I have seen traffic lights in Uganda, but no one follows them so you have to have a police officer, dressed in all white and called “the white men,” direct traffic.  People turn off their cars and wait it gets so jammed in areas.  George allows other cars to get in the lane and is always cautious.

As I mentioned before, there is one main road and one “by-pass” road.  The main road is filled with jams and the by-pass is filled with police officers that will stop you for the smallest infraction.  We were pulled over once (which is more like a person in a white uniform waving waving his/her hand at you from the side of the road).  George had passes a truck going 5 miles per hour in a non-passing zone (ha ha… everywhere in Uganda is a passing zone!).  He told them that he didn’t have any money.  They said that the musungus could pay.  Culture note: In Uganda if you have white skin, it is assumed that you have lots of money.  He said that these musungus are students and that they don’t have any money.  And the police officer let us go!

George grew up in Western Uganda, so he speaks a different language than Luganda which is spoken in Kampala area.  He never went to formal school, but taught himself English.  Last Saturday night it was planned for me to go to Nabulagala UMC to worship on Sunday morning.  The car needed to be serviced, so they were trying to find another means of transport to church.  George received a phone call from Vincent saying, the group from Texas at the hotel in Seeta has room for Nancy.  So George told me that I would be staying at the hotel in Seeta and go to church with them.  I arrived at the hotel and went in to find the group leader, whom I had briefly met a few nights ago.  He said that he did not have a room for me to stay, but he could figure it out if he needed.  I went back out to George.  He had just ended a phone call with Vincent and realized that the “room” they had for me was on the bus in the morning!  They have room… not “a” room!  Ha ha ha… So he took me home, picked me up in the morning, and dropped me off at the hotel to go with them to church.

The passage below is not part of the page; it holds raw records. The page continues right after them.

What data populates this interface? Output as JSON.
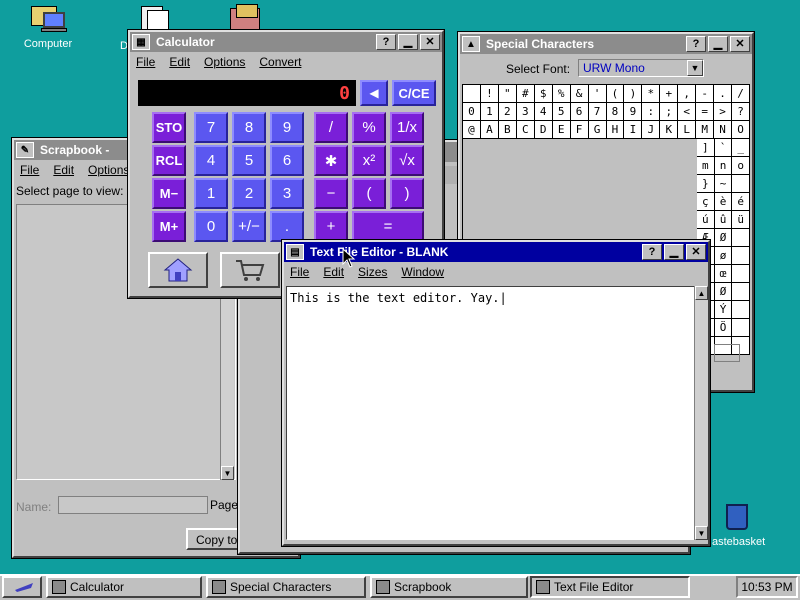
{
  "desktop": {
    "icons": [
      {
        "label": "Computer"
      },
      {
        "label": "D"
      },
      {
        "label": ""
      }
    ],
    "wastebasket_label": "astebasket"
  },
  "calculator": {
    "title": "Calculator",
    "menu": [
      "File",
      "Edit",
      "Options",
      "Convert"
    ],
    "display": "0",
    "back_key": "◀",
    "clear_key": "C/CE",
    "memory_keys": [
      "STO",
      "RCL",
      "M−",
      "M+"
    ],
    "digit_keys": [
      "7",
      "8",
      "9",
      "4",
      "5",
      "6",
      "1",
      "2",
      "3",
      "0",
      "+/−",
      "."
    ],
    "op_keys": [
      "/",
      "%",
      "1/x",
      "✱",
      "x²",
      "√x",
      "−",
      "(",
      ")",
      "+",
      "="
    ]
  },
  "special_chars": {
    "title": "Special Characters",
    "font_label": "Select Font:",
    "font_value": "URW Mono",
    "rows": [
      [
        "",
        "!",
        "\"",
        "#",
        "$",
        "%",
        "&",
        "'",
        "(",
        ")",
        "*",
        "+",
        ",",
        "-",
        ".",
        "/"
      ],
      [
        "0",
        "1",
        "2",
        "3",
        "4",
        "5",
        "6",
        "7",
        "8",
        "9",
        ":",
        ";",
        "<",
        "=",
        ">",
        "?"
      ],
      [
        "@",
        "A",
        "B",
        "C",
        "D",
        "E",
        "F",
        "G",
        "H",
        "I",
        "J",
        "K",
        "L",
        "M",
        "N",
        "O"
      ]
    ],
    "right_cols": [
      [
        "]",
        "`",
        "_"
      ],
      [
        "m",
        "n",
        "o"
      ],
      [
        "}",
        "~",
        ""
      ],
      [
        "ç",
        "è",
        "é"
      ],
      [
        "ú",
        "û",
        "ü"
      ],
      [
        "Æ",
        "Ø",
        ""
      ],
      [
        "æ",
        "ø",
        ""
      ],
      [
        "Œ",
        "œ",
        ""
      ],
      [
        "R",
        "Ø",
        ""
      ],
      [
        "Ü",
        "Ý",
        ""
      ],
      [
        "Õ",
        "Ö",
        ""
      ],
      [
        ".",
        "",
        ""
      ]
    ]
  },
  "scrapbook": {
    "title": "Scrapbook -",
    "menu": [
      "File",
      "Edit",
      "Options"
    ],
    "select_label": "Select page to view:",
    "name_label": "Name:",
    "page_label": "Page 1 of 1 (",
    "copy_button": "Copy to Clipboar"
  },
  "editor": {
    "title": "Text File Editor - BLANK",
    "menu": [
      "File",
      "Edit",
      "Sizes",
      "Window"
    ],
    "content": "This is the text editor. Yay."
  },
  "taskbar": {
    "items": [
      "Calculator",
      "Special Characters",
      "Scrapbook",
      "Text File Editor"
    ],
    "clock": "10:53 PM"
  }
}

I have learned a lot asking George questions about things that I see.  He usually asks what things are like in the states after he explains.  Things you might see on the road:  People selling sugar cane and time cards for your cell phone.  Cattle frequently walk on the side of the road.  There are small mopeds called boda-bodas and they weave in and out of traffic like racecars.  Women ride “side saddle” on the back.  You will also see them carrying anything from pineapples, wounded people headed to the emergency room (it’s the fastest way to travel), wooden planks that sit horizontal on the back of the seat – and they still weave in and out of traffic!, jugs of oil or water, furniture, and pretty much anything that needs to be taken from point A to point B.  The stores are like open garages with about 4 feet of space to paint an advertisement – the name of the store is not relevant the advertisement is always bright, painted with detail and usually corresponds with what they might sell inside.

OK… My next blog will be about the AMAZING WOMEN I HAVE MET!!  I can not upload music or pictures because uploading and downloading information with my modem is difficult… but I will tell you all about it!!!